Fabrication and Fuel Cells Performance of Lanthanum-Doped Cerium Diphosphate Electrolyte

Abstract

Proton conductivity of indium-doped cerium diphosphate (CeP₂O₇) was investigated to explore its potential for application as an electrolyte in intermediate temperature fuel cells. The La³⁺-doped CeP₂O₇ powder was synthesized by the digestion of metal oxide in a phosphoric acid solution.
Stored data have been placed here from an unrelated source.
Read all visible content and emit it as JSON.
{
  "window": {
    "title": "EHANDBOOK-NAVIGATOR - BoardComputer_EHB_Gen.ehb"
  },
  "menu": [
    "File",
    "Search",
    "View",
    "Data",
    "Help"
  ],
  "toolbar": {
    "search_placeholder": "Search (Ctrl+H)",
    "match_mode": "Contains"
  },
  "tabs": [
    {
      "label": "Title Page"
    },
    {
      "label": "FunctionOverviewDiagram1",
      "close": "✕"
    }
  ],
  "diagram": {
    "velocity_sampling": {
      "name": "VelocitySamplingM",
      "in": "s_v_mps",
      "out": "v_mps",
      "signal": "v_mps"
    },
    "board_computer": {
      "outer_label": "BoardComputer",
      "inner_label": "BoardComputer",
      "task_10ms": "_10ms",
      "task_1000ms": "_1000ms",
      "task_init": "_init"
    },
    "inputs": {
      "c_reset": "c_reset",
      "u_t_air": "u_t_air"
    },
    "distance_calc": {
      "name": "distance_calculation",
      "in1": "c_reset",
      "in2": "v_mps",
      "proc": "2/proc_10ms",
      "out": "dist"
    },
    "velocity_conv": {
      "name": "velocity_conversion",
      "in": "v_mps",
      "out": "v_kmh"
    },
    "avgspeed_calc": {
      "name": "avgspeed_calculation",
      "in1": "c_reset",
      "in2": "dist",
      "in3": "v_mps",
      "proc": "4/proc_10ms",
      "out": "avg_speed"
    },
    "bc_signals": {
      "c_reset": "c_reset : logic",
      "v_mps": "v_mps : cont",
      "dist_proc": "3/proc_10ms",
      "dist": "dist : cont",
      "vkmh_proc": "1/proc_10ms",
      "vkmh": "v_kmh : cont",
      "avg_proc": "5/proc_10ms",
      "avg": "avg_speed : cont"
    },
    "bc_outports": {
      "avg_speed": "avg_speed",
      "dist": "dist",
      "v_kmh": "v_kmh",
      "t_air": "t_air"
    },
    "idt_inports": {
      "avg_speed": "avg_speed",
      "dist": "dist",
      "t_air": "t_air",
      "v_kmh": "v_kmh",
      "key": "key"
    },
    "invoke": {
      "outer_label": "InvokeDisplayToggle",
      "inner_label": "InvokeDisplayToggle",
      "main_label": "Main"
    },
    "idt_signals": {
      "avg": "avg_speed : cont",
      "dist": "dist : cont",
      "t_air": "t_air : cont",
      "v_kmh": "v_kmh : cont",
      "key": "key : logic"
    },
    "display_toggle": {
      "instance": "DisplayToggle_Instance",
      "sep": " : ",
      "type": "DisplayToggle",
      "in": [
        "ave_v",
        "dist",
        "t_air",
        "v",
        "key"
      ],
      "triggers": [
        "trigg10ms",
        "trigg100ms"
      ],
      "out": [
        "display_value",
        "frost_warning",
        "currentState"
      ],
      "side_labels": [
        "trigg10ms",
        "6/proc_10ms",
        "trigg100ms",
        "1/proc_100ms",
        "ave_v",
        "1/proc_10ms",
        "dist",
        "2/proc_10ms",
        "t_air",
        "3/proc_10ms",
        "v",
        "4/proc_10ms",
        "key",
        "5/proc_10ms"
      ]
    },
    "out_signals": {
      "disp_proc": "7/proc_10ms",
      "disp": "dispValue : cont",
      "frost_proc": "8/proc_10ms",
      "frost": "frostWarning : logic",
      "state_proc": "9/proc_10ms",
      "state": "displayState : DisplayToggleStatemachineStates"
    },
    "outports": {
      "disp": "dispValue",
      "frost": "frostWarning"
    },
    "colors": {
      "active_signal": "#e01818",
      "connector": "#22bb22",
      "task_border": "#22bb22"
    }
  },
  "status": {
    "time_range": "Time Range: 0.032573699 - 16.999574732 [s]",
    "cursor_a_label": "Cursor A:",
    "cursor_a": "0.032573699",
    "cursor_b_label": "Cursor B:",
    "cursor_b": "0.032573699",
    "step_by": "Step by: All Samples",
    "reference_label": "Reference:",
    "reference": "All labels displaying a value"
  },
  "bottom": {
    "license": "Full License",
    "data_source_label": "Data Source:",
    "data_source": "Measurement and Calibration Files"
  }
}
The structure and ion conductivity of La³⁺ doped CeP₂O₇ were analysed using X-ray diffraction, scanning electron microscopy (SEM) and electrochemical impedance spectroscopy (EIS). Under humidified conditions, the La³⁺-doped CeP₂O₇ exhibited sufficient conductivity in the intermediate temperature range. The maximum ionic conductivity of Ce_0.95La_0.05P₂O₇ was 2.00 × 10^-2 Scm^-1 at 180 °C. The maximum power density of the fabricated H₂/air fuel cells using the Ce_0.95La_0.05P₂O₇ as electrolyte (0.44 mm thickness) was 49.0 mW cm^-2 at 240 °C. The results indicate that Ce_0.95In_0.05P₂O₇ is a promising material for the fabrication of intermediate temperature fuel cells.